Yes, we installed it in the courtyard, people passed by even just to photograph it. The lights speak an ancestral language, which is why they attract us, and it’s nice to see them transform into energy catalysts, magical elements that make things happen.
On the High Line in New York, the famous park on the causeway, in 2015 with the illuminations he wrote “Give Your Daughters Difficults Names“, Give your daughters difficult names. What it means?
It is a verse from Warsan Shire, an activist of Somali origin. It refers to the fact that blacks often have to change their name to make it easier for us whites to pronounce. That phrase resonated a lot in the New York population. Many women from the black community met under the sign to testify their stories. Stories of names they had had to give up, even if they were those of their grandmothers, in order to be accepted.
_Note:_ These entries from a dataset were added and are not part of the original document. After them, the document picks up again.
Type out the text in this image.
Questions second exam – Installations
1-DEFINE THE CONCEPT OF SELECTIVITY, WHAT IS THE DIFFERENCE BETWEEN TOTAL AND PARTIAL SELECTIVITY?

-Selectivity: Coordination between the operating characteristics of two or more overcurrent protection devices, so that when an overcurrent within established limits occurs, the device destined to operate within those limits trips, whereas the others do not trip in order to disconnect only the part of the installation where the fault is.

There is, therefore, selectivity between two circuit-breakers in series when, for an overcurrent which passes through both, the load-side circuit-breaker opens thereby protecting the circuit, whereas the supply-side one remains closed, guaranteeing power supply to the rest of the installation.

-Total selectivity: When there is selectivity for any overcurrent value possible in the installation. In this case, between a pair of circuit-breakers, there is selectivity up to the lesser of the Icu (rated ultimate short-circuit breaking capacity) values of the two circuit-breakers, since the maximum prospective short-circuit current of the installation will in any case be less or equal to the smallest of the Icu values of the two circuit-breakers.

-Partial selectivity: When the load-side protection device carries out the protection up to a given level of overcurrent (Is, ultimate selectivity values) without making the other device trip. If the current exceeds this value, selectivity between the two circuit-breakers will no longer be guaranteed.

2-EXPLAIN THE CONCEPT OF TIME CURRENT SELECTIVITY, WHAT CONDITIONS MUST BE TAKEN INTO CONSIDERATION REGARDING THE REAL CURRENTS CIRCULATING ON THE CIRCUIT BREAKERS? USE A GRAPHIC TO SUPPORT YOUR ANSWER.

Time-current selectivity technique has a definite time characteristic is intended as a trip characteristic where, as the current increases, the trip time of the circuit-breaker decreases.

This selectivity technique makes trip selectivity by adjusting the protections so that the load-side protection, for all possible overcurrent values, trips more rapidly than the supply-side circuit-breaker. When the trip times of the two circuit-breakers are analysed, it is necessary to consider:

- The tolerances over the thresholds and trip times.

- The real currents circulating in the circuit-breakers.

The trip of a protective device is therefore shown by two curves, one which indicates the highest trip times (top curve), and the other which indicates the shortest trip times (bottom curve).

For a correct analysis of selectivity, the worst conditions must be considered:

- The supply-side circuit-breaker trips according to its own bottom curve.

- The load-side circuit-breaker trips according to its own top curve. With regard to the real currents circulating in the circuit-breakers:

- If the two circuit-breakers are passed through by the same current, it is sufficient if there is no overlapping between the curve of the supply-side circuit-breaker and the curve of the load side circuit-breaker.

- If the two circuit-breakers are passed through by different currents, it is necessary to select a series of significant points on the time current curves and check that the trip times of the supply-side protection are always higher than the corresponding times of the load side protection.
She was born in Cava de ‘Tirreni, in the province of Salerno. Her mother is an elementary teacher, her father is employed at the post office. How did they make your decision to be an artist?
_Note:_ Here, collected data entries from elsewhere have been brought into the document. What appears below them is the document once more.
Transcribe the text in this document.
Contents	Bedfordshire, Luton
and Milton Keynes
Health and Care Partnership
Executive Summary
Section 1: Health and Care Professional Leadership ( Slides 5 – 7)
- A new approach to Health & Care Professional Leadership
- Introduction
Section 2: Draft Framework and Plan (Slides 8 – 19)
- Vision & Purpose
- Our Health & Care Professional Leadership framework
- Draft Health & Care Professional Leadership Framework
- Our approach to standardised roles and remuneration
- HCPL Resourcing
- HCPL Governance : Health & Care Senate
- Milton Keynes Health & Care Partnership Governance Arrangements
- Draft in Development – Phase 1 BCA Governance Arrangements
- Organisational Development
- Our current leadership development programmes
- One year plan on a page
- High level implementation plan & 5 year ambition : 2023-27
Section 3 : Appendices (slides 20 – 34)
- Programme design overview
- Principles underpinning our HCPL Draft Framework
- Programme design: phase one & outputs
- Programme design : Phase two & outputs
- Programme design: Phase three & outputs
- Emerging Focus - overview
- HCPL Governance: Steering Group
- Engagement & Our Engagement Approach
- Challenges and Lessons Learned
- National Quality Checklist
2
I don’t think they took it seriously. They made me study music, I graduated from the Conservatory, and my sisters also play violin and cello. At home art wasn’t an extravaganza, but they didn’t really realize I wanted to make it a job, or they would care. They let me do it, they thought that life would decide for me. After the Academy of Fine Arts I went to Rome to study at the Experimental Center of Cinematography. I worked as a photography assistant and in the meantime I followed my projects. Then I moved to Spain, where I got a second degree and started teaching. I became a full-time artist, while still teaching, only later. I think it was 2011, I was invited by Bice Curiger to the Venice Biennale. I was already grown up, in short.
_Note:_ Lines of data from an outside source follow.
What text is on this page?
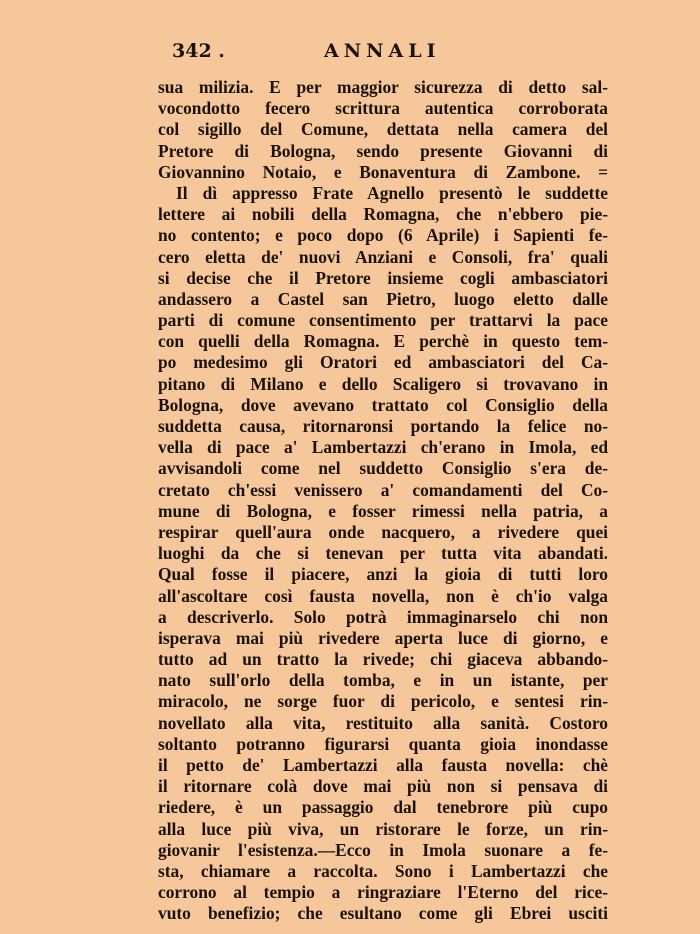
342 .	ANNALI
sua milizia. E per maggior sicurezza di detto sal-
vocondotto fecero scrittura autentica corroborata
col sigillo del Comune, dettata nella camera del
Pretore di Bologna, sendo presente Giovanni di
Giovannino Notaio, e Bonaventura di Zambone. =
Il dì appresso Frate Agnello presentò le suddette
lettere ai nobili della Romagna, che n'ebbero pie-
no contento; e poco dopo (6 Aprile) i Sapienti fe-
cero eletta de' nuovi Anziani e Consoli, fra' quali
si decise che il Pretore insieme cogli ambasciatori
andassero a Castel san Pietro, luogo eletto dalle
parti di comune consentimento per trattarvi la pace
con quelli della Romagna. E perchè in questo tem-
po medesimo gli Oratori ed ambasciatori del Ca-
pitano di Milano e dello Scaligero si trovavano in
Bologna, dove avevano trattato col Consiglio della
suddetta causa, ritornaronsi portando la felice no-
vella di pace a' Lambertazzi ch'erano in Imola, ed
avvisandoli come nel suddetto Consiglio s'era de-
cretato ch'essi venissero a' comandamenti del Co-
mune di Bologna, e fosser rimessi nella patria, a
respirar quell'aura onde nacquero, a rivedere quei
luoghi da che si tenevan per tutta vita abandati.
Qual fosse il piacere, anzi la gioia di tutti loro
all'ascoltare così fausta novella, non è ch'io valga
a descriverlo. Solo potrà immaginarselo chi non
isperava mai più rivedere aperta luce di giorno, e
tutto ad un tratto la rivede; chi giaceva abbando-
nato sull'orlo della tomba, e in un istante, per
miracolo, ne sorge fuor di pericolo, e sentesi rin-
novellato alla vita, restituito alla sanità. Costoro
soltanto potranno figurarsi quanta gioia inondasse
il petto de' Lambertazzi alla fausta novella: chè
il ritornare colà dove mai più non si pensava di
riedere, è un passaggio dal tenebrore più cupo
alla luce più viva, un ristorare le forze, un rin-
giovanir l'esistenza.—Ecco in Imola suonare a fe-
sta, chiamare a raccolta. Sono i Lambertazzi che
corrono al tempio a ringraziare l'Eterno del rice-
vuto benefizio; che esultano come gli Ebrei usciti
Do you think it would have been easier for a man?
My male colleagues, for the same curriculum, are paid fifteen percent more. To convince myself that I was good I had to do three times the effort, as if I had to justify myself. When you are successful they ask you who you slept with. Maybe, I say. If certain doors have opened I have to thank my obstinacy, certainly not the fact of being a female. But she cost great sacrifices. For example, I have not been able to have children.
Being a team is sometimes difficult
Are you on good terms with other artists?
I have the best relationships with people who are older than me, or who live in other countries. I like to work as a team, but in Italy it is difficult, there are few opportunities, we fight what is there. Instead of making a system, you end up isolating yourself, everyone against everyone. Since I got rich, let’s face it, I have been surrounded by evil. I’m forty-five years old, I’ve been in this delirium for twenty. Many give up first and maybe they would be better than me.
What can be done?
Much. In other countries, such as Germany, artists have much more benefits. Here we are also half figures for the taxman: if a sculpture is not made completely by hand by the artist – so if you have to work with a bronze casting or a 3D printer – it is not considered a work of art. Equivalent to a ham, the VAT you have to pay is the same. So you cost more, and collectors prefer to invest elsewhere.